Gandhi Godse Ek Yudh movie cast: Deepak Antani, Chinmay Mandlekar, Tanisha Santoshi, Anuj Saini
Gandhi Godse Ek Yudh movie director: Rajkumar Santoshi
Gandhi Godse Ek Yudh movie rating: 1.9 stars
It may be an intriguing exercise to look back at historical characters with the advantage of hindsight. In his “Gandhi Godse Ek Yudh,” Rajkumar Santoshi poses the hypothetical issue, “What if Godse’s deadly attempt on the Mahatma had failed?” What if they were allowed unrestricted time to talk to one another? Would Nathuram Godse, one of the most despised figures in contemporary history, have had a change of heart or diluted his ideology?
Santoshi’s attempt at revisionism, however, is tainted by his attempt to balance his positions and resulting stumbling. What we see instead is a series of equally weighted back-and-forth cuts between Gandhi (Deepak Antani) and Godse (Chinmay Mandlekar), as they go about their business: the former attempting to quell the raging passions of people and a nation on the verge of Partition, the latter growing increasingly enraged by the deteriorating situation. A looping sequence of scenes of reconciliation and anger creates a false equivalency that is both innocent and cunning.
The portrayal of Gandhi by Antani is excellent. He manages to pull off the physical look of the dhoti-glasses-charkha in one occasion, as well as his happy face that is always ready to turn the other side.

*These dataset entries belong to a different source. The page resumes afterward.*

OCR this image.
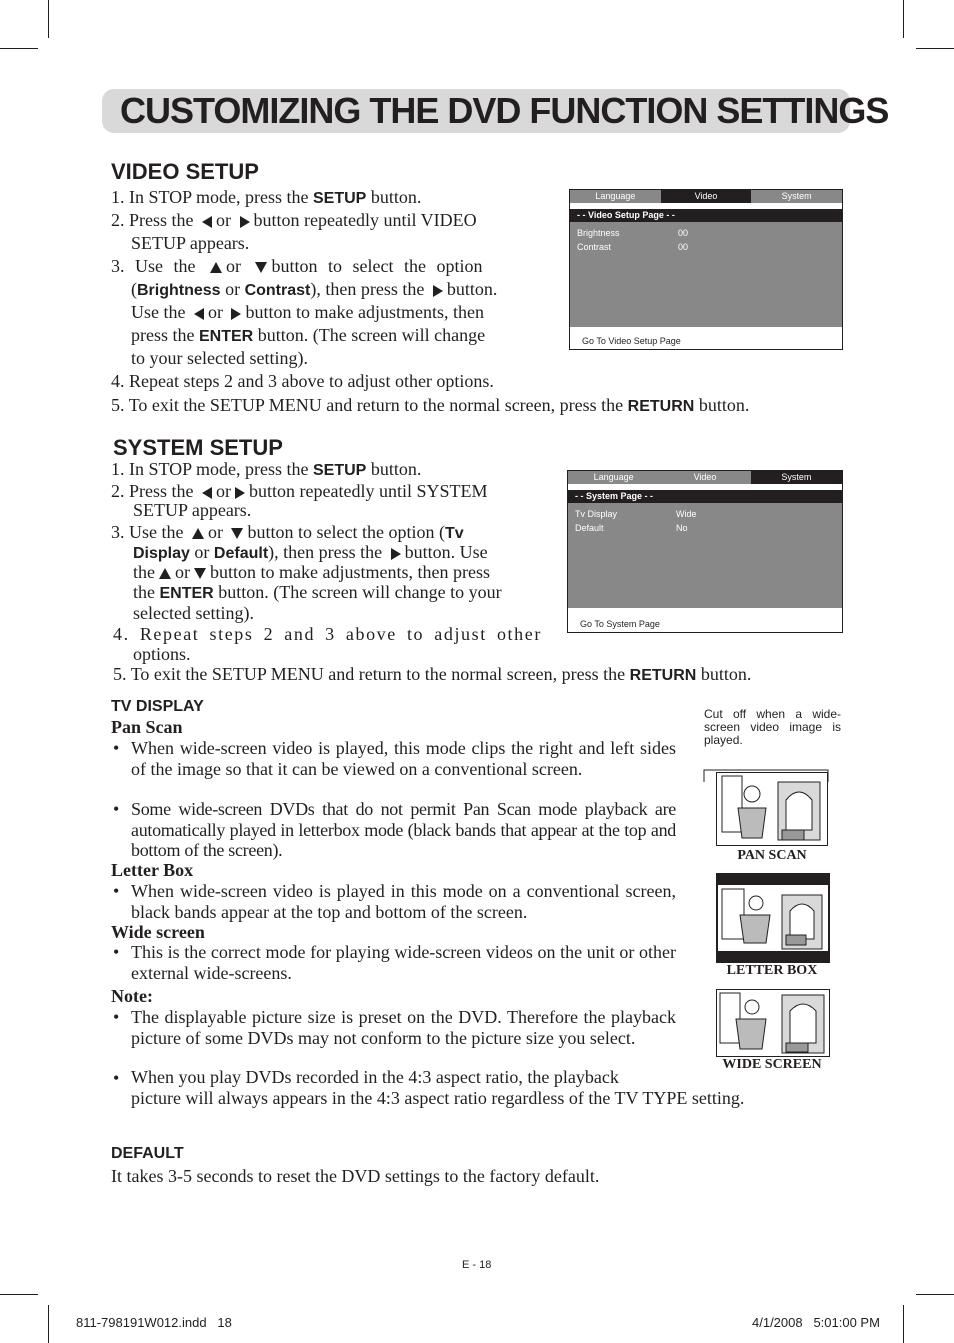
CUSTOMIZING THE DVD FUNCTION SETTINGS
VIDEO SETUP
1. In STOP mode, press the SETUP button.
2. Press the or button repeatedly until VIDEO
SETUP appears.
3. Use the or button to select the option
(Brightness or Contrast), then press the button.
Use the or button to make adjustments, then
press the ENTER button. (The screen will change
to your selected setting).
4. Repeat steps 2 and 3 above to adjust other options.
5. To exit the SETUP MENU and return to the normal screen, press the RETURN button.
Language	Video	System
- - Video Setup Page - -
Brightness	00
Contrast	00
Go To Video Setup Page
SYSTEM SETUP
1. In STOP mode, press the SETUP button.
2. Press the or button repeatedly until SYSTEM
SETUP appears.
3. Use the or button to select the option (Tv
Display or Default), then press the button. Use
the or button to make adjustments, then press
the ENTER button. (The screen will change to your
selected setting).
4. Repeat steps 2 and 3 above to adjust other
options.
5. To exit the SETUP MENU and return to the normal screen, press the RETURN button.
Language	Video	System
- - System Page - -
Tv Display	Wide
Default	No
Go To System Page
TV DISPLAY
Pan Scan
• When wide-screen video is played, this mode clips the right and left sides of the image so that it can be viewed on a conventional screen.
• Some wide-screen DVDs that do not permit Pan Scan mode playback are automatically played in letterbox mode (black bands that appear at the top and bottom of the screen).
Letter Box
• When wide-screen video is played in this mode on a conventional screen, black bands appear at the top and bottom of the screen.
Wide screen
• This is the correct mode for playing wide-screen videos on the unit or other external wide-screens.
Note:
• The displayable picture size is preset on the DVD. Therefore the playback picture of some DVDs may not conform to the picture size you select.
• When you play DVDs recorded in the 4:3 aspect ratio, the playback
picture will always appears in the 4:3 aspect ratio regardless of the TV TYPE setting.
Cut off when a wide-screen video image is played.
PAN SCAN
LETTER BOX
WIDE SCREEN
DEFAULT
It takes 3-5 seconds to reset the DVD settings to the factory default.
E - 18
811-798191W012.indd   18	4/1/2008   5:01:00 PM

Mandlekar is made to be a one-dimensional hothead who constantly defends the murder of one of the greatest pacifists in history by slamming him as the man who didn’t put the interests of the Hindu community above all and who forced a love of Muslims down reluctant throats. Mandlekar is made to constantly rail and flare his nostrils.
One of the movie’s goals is to dispel the false rumours that have been spreading on WhatsApp groups that he promised to give Pakistan millions of dollars. Gandhi is shown chastising Godse for his misdeeds, saying, “nihaththon pe vaar karna koi dharm nahin sikhata” (no religion advocates aiming at defenceless people). That’s fine and all, but the Mahatma is trying to teach the guy he has “forgiven” much more than that, as he is gradually proven to be disconnected from how the newly created government actually works.
In these post-truth times, what if fictitious forgiveness were expanded and made into reality? People in the theatre laughed as Godse proclaimed that Gandhi was drinking “bakri ka doodh” when people were dying because this coarseness was more palatable than dull speeches on the “ekta, vividhta, and vishaalta” of the nation.
Through the use of a young lady (Tanisha Santoshi, the director’s daughter) who is forced to choose between serving the country and a decent young man, the movie attempts to examine Gandhi’s peculiar views on love and chastity (Anuj Saini). But much like the movie, it is done awkwardly.